With high school no longer restricting their practice time, basketball has become their no.1 priority. Their job now is to get college basketball programs to notice them because after this, it’s all over.
This is the end of the road.
“This is a last chance for me,” said Emeka Udenyi. “I know I have to play hard every time and make the best of my opportunity.”
Udenyi’s style of play combines his intimidating size, 6-foot-6 and 230 pounds, with his surprising grace, and punishes anyone who stand in his way. His smile lights up the room, and his booming voice echoes through the empty gym on an early Monday morning.
His story is not unlike that of many of his teammates. Udenyi was a good high school basketball player, starring on his local team and garnering mild attention and praise locally. But his college offers were lacking.

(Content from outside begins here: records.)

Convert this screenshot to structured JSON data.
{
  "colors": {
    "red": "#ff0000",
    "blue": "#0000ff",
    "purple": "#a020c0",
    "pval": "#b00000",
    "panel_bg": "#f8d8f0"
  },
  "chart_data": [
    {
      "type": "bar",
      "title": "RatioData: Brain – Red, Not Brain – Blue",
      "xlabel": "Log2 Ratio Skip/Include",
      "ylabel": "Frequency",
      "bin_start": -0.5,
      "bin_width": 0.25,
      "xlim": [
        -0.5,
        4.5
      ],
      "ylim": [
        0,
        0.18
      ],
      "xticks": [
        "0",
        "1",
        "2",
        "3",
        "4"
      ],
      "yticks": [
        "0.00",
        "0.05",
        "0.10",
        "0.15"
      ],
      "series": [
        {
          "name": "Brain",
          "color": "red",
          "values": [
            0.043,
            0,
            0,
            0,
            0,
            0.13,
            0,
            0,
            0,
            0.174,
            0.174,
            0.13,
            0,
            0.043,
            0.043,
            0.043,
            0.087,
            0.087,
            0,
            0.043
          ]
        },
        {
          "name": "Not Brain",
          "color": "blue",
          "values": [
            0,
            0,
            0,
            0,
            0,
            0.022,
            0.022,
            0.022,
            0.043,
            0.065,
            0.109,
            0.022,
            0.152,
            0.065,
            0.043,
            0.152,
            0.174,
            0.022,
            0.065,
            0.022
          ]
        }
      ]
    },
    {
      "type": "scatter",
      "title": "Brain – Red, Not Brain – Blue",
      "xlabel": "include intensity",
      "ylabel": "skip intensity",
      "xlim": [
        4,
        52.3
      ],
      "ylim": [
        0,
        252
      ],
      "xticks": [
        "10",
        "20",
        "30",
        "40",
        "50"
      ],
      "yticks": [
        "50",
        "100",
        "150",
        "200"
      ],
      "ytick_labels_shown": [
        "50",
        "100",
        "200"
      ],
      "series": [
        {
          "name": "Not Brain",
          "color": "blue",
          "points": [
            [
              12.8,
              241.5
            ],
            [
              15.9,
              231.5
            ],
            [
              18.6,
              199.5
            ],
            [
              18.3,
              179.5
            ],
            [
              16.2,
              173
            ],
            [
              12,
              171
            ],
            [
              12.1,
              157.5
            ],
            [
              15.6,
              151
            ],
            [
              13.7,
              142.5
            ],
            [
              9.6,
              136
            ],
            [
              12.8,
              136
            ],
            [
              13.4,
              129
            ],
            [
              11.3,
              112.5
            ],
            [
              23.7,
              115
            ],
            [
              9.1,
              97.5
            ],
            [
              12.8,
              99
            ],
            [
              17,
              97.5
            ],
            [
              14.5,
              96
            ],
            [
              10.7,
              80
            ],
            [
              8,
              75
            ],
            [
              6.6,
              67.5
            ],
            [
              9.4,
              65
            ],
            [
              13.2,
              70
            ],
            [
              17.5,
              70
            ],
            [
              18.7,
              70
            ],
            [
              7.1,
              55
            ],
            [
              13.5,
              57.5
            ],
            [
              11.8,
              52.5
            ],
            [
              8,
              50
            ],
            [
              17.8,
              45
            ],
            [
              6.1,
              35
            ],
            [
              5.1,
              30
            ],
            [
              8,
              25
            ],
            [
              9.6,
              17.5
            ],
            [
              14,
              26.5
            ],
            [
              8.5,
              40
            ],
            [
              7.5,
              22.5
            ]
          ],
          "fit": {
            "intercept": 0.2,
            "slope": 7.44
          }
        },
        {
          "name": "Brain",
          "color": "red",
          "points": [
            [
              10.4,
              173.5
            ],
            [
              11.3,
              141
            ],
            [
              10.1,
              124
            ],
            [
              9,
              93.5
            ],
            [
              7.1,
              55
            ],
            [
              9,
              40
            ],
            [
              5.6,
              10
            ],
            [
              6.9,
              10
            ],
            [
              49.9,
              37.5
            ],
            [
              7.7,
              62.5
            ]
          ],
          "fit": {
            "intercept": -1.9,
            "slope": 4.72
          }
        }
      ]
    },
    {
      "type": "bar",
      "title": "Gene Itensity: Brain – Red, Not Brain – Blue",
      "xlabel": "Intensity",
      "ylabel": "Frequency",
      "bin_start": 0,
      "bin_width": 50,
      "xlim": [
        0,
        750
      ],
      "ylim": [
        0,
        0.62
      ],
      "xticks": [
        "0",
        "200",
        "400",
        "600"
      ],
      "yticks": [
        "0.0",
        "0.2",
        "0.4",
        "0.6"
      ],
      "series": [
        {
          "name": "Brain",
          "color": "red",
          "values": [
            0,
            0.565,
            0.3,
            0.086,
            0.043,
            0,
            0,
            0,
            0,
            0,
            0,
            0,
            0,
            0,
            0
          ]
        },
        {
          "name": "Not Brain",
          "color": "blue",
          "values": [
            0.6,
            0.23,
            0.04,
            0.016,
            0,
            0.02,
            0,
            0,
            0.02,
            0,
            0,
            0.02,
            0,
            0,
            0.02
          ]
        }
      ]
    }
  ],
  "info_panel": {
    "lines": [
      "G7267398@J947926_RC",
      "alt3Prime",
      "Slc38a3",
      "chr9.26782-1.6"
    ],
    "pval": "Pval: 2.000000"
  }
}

“I wasn’t getting the interest I really wanted,” said Udenyi. “I still felt like I was kind of slept on.”
Only Western Oregon and Cal State East Bay, two Division II programs, offered Udenyi scholarships. So instead of attending a less than stellar program or enrolling at a junior college, Udenyi utilized the one year of eligibility the NCAA offers high school graduates to try and improve as a player and elicit offers from more elite college programs. He bet big on himself, uprooting from Concord, California to attend Hillcrest to try and obtain that elusive Division I offer.
Other players on the team already had Division I offers when they graduated high school, but believed they were capable of more. Trevon Taylor is a lanky 6-foot-7 swingman with a funky shot that always seems to go in, and arms that stretch for miles. He received an offer from Norfolk State, a low Division I program, but instead decided to attend Hillcrest.
“All my coaches and my family told me if not a high major, I could be a mid-major guy so I just want to get one of those,” said Taylor.
The fundamental problem with a team of this nature is the inherent selfishness that plagues each player. Team success takes a backseat to individual success, because gaudy statistics get you noticed and impressive win-loss records don’t.
The relationship between players is more akin to coworkers than friends, as members of the team come from across the country to play for Hillcrest, stay for a year, and then jettison off to college.
Practices have a distinctly different vibe than that of a regular high school team. They’re more intense, they’re chippier, there’s less joking around and more scowling. There is a sense of desperation that shrouds the gym. Players look like grown men fighting for their lives because in reality, that’s what they are.
“We have a lot players who’s first and only objective is to score the ball,” said part time assistant coach Wayne Smith, whose son is on the team. “You look around at some of the higher levels of basketball and that seems to be all anyone cares about, so naturally it’s how these players think they’re going to get noticed.”
There are serious doubts about whether a program of this nature is beneficial to the players, or merely giving them a vehicle in which to extend their frivolous dreams of stardom.
There are success stories that emerge from teams like this, but they are few and far between. In the end, every player gets told eventually they are no longer good enough to compete at the highest level. For many of the players on this team, that moment is now.